Post-punk in a vaguely similar way that U2, Simple Minds and Big Country were post-punk, in the early 80s The Waterboys were a band laden with potential, fronted by an ace songwriter with a distinctive voice. Trouble was on their self-titled debut, The Waterboys consisted of Mike Scott and a saxophone player called Anthony. They were a name without a band. The album was well received and critically lauded, but there was the distinct impression that they were capable of so much more than their debut let on.

Sophomore effort, A Pagan Place, found The Waterboys slowly becoming a proper band and as a result sounds considerably more full-blooded and richly textured. A key addition to the line up was multi-instrumentalist Karl Wallinger, whose keyboards and piano work set The Waterboys apart from their more leaden contemporaries. As a songwriter, Scott had hit upon a rich creative well of inspiration, and as a result A Pagan Place positively groans with his best work, from the opening “Church Not Made With Hands”, to the anthemic “All the Things That She Gave Me”, to “The Big Music”, a song so brilliant that it became the descriptor for an entire sub-genre of rock music (and recently co-opted by, of all acts, Simple Minds).

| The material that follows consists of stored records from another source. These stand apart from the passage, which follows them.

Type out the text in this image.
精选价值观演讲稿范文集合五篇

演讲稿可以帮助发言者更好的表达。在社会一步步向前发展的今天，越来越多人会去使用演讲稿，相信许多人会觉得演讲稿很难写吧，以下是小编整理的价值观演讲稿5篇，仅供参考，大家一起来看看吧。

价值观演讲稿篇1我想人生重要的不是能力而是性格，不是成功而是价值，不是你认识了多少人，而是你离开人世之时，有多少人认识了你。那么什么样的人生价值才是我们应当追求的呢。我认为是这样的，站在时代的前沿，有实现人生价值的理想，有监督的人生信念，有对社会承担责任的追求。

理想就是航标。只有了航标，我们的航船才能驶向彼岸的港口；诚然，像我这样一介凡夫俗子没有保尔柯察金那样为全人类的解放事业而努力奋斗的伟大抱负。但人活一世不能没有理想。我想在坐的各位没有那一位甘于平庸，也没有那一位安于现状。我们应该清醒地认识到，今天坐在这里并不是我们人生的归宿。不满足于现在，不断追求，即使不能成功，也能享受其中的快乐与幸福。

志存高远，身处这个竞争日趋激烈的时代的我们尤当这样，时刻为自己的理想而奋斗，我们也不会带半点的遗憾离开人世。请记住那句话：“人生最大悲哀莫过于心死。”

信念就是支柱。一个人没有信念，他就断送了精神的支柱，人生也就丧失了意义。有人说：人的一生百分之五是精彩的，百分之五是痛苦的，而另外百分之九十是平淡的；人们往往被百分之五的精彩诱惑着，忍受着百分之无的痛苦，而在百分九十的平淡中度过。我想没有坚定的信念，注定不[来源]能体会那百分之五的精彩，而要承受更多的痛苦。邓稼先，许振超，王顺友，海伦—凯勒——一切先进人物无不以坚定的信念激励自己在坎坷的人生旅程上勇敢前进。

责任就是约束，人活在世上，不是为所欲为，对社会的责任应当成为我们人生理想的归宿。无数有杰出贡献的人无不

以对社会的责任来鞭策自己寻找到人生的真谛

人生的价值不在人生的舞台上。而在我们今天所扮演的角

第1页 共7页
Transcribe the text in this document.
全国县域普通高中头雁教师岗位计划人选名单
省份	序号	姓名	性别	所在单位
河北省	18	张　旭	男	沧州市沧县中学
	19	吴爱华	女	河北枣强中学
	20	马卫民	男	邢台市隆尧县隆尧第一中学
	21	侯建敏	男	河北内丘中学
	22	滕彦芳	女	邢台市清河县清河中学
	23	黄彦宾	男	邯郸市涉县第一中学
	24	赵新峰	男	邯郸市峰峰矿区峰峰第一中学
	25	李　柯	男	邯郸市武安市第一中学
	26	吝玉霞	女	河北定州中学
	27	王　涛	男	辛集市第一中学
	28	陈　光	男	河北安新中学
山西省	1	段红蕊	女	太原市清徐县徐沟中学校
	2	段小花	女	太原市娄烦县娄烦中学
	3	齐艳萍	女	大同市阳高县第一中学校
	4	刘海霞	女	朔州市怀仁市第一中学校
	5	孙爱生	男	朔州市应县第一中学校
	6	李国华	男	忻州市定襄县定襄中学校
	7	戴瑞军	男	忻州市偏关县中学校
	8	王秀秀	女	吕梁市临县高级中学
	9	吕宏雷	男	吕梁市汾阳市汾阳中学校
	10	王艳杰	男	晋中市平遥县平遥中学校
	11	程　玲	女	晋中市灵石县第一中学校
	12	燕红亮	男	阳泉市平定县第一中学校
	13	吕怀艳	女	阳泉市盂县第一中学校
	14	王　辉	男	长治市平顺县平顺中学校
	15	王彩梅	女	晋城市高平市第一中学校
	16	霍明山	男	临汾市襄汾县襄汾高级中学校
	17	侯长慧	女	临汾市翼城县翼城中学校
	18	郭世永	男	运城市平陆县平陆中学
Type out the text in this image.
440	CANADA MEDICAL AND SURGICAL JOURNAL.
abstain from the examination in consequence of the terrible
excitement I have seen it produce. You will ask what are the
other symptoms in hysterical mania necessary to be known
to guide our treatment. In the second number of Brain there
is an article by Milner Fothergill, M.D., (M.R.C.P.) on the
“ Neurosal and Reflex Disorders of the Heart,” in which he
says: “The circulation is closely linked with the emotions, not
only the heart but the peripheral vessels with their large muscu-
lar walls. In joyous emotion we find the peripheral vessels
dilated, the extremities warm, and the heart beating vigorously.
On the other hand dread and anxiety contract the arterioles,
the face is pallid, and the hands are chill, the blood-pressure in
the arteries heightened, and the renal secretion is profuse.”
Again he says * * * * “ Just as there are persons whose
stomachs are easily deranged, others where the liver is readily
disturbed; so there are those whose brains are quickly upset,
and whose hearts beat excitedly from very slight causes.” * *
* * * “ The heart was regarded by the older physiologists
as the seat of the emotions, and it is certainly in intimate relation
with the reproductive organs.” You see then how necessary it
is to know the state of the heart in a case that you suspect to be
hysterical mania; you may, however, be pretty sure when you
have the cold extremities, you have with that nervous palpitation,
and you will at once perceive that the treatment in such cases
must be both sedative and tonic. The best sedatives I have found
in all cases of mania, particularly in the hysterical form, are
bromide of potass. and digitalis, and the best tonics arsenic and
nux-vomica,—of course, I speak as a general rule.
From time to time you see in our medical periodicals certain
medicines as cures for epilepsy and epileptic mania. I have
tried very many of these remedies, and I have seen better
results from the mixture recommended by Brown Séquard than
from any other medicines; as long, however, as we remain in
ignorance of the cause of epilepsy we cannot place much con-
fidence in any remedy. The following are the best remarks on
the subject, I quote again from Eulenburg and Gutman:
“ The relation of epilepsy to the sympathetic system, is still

The production on A Pagan Place is airy and uncluttered, with every instrument being given its specific space in the sonic spectrum, with Scott’s hollering vocals clear as a bell. It’s a world away from the synthetic feeling of a lot of production work from this period, where a band would sound completely lost if a venue they were playing were unfortunate to experience a power cut. Not so for The Waterboys, whose organic sound could be stripped down to its analogue basics without losing its impact. Much of this is down to their sturdy blend of rock music and celtic / folk undertones, something which lends itself to sounding somewhat more rustic and organic than the bleeping and squelching unbiodegradable ‘future sounds’ that dominated the British music scene at the time (and ironically have caused that music to date terribly).

Scott’s song writing is the key to A Pagan Place’s success, from the passionate confessional of “The Thrill is Gone” to careening rock of “Rags” and the skiffle-flecked “Somebody Might Wave Back”, it’s a masterful collection of tunes. There’s even space for the epic “Red Army Blues”, which although it has it’s heart in the right place, slows down the previously irresistible flow of the album, the situation saved only by the fact that the album’s closing title track is one of Scott’s best songs, and one of the stand out moments of The Waterboys career.

A Pagan Place is one of those 80s albums that everyone with a love of rock music should be familiar with, but depressingly few people actually are. For those of you unfamiliar with the album that are wishing to experience it for the first time, the album does come with a health warning, as the reissue from a few years back saw a couple of songs extended and even an additional track plonked midway through the running order in accordance with Mike Scott’s original ‘vision’ for the album. The vagaries of the fine balancing act between a creative individual’s ‘artistic vision’ and their fans’ pre-existing relationship with the artistic statement in question given that it was made nearly two decades previously is another article for another time.